Mit dem massiven Rückenwind von „Flowers“hat Miley Cyrus mit ihrem achten Album „Endless Summer Vacation“leichtes Spiel. Interessant: Vor Veröffentlichung war so gut wie nichts darüber durchgesickert, wie die Platte klingen würde. Das ist bei Cyrus keineswegs immer klar. Sie ist stilistisch nach allen Seiten offen. Auf „Endless Summer Vacation“ scheint die Tochter des Countrysängers Billy Ray Cyrus („Achy Breaky Heart“) nah bei sich selbst und ihren Wurzeln angekommen zu sein. Vor allem der erste Teil des Albums erfreut mit wunderbar warmen Klangfarben, mit Country und Folk, mit viel Gitarre, Piano und überhaupt Handgemachtem.
Man fühlt sich wohl und gut aufgehoben in den Songs mit ihrem dezenten 70ies-Einschlag. „Jaded“klingt wie eine lauschige Midtempo-Mischung aus „Crazy“von Aerosmith und „Purple Rain“von Prince, „Rose Colored Lenses“erinnert an die ruhigen Nummern von Taylor Swift. Die ungeheuer schöne Akustikpianoballade „Thousand Miles“, eine Kollaboration mit Alternative-Country-Ikone
Brandi Carlile, ist ein Höhepunkt des Albums, „You“ist eine lässige Bar-Blues-Nummer. Inhaltlich setzt sich Cyrus in diesen Songs oft mit ihrer gescheiterten Beziehung auseinander, erneut ist viel Bedauern dabei sowie die Erkenntnis, dass Liebe manchmal eben nicht genug ist – vor allem, wenn sie sich allmählich verflüchtigt wie die Luft aus einem Ballon.

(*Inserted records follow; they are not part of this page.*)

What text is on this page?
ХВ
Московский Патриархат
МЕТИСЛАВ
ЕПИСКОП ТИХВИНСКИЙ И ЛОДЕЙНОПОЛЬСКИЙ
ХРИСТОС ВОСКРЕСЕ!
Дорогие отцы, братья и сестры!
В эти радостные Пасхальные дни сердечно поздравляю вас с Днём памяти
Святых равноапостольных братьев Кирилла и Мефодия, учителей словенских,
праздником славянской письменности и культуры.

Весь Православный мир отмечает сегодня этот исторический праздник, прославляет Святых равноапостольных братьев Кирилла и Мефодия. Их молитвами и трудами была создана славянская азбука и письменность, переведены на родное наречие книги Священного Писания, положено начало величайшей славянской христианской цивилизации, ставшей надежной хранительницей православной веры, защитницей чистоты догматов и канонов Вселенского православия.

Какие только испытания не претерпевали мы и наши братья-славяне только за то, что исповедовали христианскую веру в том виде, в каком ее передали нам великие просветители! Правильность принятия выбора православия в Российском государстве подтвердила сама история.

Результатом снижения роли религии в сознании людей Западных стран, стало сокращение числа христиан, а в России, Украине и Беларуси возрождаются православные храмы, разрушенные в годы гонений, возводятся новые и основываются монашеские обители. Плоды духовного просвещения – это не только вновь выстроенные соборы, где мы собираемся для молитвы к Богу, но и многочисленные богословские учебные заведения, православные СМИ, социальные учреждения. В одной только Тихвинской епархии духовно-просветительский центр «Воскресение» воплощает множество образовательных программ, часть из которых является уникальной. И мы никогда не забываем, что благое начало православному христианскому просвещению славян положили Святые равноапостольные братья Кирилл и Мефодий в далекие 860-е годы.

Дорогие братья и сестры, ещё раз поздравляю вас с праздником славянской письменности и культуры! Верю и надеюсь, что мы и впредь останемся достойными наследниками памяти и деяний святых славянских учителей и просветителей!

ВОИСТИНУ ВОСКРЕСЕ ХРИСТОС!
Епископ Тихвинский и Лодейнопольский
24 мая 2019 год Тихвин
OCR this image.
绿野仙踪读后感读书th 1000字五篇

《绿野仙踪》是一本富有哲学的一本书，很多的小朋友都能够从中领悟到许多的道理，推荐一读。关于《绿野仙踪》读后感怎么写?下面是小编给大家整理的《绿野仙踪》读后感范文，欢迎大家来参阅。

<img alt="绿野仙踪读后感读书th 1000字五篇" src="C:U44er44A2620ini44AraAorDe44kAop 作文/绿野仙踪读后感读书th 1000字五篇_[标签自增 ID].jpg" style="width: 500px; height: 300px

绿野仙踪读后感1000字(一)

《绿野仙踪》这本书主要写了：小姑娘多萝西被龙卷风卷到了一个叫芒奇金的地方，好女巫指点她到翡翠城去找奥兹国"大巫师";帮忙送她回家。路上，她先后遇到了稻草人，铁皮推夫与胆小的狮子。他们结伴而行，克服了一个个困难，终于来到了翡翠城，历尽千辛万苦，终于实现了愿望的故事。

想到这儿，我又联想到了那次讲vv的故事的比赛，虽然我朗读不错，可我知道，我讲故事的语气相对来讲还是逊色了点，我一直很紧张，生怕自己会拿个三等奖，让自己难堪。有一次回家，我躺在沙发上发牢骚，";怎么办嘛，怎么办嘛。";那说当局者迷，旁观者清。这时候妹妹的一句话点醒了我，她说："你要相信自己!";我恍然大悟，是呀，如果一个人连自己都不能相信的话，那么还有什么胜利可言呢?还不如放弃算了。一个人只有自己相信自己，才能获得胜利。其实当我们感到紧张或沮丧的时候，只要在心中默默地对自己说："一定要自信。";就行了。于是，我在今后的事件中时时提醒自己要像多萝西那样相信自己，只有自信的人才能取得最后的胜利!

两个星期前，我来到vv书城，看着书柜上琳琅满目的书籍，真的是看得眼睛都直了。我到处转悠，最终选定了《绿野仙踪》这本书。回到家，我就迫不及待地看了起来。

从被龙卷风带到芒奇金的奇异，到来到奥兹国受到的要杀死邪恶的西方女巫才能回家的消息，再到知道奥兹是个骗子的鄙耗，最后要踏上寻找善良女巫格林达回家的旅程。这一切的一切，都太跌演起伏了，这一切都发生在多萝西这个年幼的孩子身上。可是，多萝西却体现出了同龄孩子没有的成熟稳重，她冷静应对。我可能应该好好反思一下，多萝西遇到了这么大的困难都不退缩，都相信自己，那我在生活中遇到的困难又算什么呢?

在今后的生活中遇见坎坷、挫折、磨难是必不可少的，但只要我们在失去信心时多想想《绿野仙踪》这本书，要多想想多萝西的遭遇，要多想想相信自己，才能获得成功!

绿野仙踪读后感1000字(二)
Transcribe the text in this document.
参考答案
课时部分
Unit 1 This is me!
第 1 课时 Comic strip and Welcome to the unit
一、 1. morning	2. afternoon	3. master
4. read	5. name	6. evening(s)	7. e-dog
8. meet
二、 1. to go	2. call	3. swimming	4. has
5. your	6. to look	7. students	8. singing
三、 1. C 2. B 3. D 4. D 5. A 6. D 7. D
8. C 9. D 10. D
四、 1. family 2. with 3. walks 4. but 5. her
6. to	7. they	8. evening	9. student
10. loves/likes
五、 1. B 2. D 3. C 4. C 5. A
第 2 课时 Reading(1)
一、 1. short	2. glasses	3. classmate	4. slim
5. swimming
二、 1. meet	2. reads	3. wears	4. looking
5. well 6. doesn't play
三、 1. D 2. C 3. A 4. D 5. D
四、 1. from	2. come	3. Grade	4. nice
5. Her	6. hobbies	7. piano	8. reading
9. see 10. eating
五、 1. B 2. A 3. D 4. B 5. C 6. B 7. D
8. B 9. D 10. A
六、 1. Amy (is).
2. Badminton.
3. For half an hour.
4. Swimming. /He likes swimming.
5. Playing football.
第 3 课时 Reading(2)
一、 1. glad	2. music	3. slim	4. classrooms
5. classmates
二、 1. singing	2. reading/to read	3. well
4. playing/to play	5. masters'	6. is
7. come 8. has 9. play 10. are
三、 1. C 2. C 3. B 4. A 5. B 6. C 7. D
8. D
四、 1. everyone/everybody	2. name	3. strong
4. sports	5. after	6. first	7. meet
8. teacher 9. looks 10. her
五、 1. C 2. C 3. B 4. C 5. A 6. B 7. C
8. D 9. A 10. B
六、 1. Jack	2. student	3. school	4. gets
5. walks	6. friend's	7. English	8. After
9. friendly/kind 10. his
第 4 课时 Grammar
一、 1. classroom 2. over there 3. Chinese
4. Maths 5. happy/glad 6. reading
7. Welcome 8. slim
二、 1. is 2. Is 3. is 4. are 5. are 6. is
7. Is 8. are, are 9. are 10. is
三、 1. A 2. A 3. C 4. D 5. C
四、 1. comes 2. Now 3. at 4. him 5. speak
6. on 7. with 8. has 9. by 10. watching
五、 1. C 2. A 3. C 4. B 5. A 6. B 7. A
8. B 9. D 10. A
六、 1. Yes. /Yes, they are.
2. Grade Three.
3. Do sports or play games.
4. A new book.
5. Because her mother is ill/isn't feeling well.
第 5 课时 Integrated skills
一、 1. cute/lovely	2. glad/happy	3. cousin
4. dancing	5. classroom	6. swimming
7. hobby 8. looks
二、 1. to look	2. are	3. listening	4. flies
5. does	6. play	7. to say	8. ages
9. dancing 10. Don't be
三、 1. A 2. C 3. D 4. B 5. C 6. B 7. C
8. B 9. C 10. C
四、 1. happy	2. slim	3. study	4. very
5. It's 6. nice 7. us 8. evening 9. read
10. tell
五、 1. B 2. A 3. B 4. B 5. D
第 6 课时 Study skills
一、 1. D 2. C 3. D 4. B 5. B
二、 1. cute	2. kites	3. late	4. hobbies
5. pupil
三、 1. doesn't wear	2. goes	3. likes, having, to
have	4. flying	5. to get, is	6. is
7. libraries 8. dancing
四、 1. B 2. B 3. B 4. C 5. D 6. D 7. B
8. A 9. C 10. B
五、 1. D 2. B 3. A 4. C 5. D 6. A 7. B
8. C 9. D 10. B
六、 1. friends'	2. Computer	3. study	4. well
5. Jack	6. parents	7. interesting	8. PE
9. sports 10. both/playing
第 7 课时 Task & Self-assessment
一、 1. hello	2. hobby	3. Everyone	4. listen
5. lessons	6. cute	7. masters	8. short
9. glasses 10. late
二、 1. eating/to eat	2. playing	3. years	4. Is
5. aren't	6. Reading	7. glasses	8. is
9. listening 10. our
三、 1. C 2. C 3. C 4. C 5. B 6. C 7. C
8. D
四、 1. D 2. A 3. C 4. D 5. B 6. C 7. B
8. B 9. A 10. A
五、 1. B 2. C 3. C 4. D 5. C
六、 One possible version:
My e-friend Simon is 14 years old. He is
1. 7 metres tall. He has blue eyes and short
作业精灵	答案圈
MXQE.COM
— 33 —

Ein wenig Luft entweicht freilich auch im zweiten Teil von „Endless Summer Vacation“. „Handstand“ist von einer SpokenWord-Passage getragen und lässt mit seinen Electrospielchen fast an Michael Cretus Enigma erinnern. Ohnehin kommen nun mehr Beats und mehr Bearbeitung ins Spiel, was den Liedern eher nicht so guttut. Stark ist noch mal Sias wütender Gastauftritt im kompakten „Muddy Feet“(hier ist es im Text auch mal gut mit der Empathie, „Verpiss dich aus meinem Haus“lautet eine Zeile). Und die neue Single „River“hat eine knackige, fröhlich klingende Synthie-Melodie, kommt indes nicht an das Grandiose von „Flowers“ran.
An dem schnuppert Cyrus ganz am Ende noch mal mit „Wonder Woman“, einer hinreißend gesungenen Stimme-und-Klavier-Ode an die Resilienz und das Kopfüber-Wasser-Halten in den Sturmfluten des Lebens. „She knows what she likes“singt Miley. Sie weiß, was sie mag. Sie weiß, was sie will. Sie weiß, was sie kann. Und das ist sehr viel.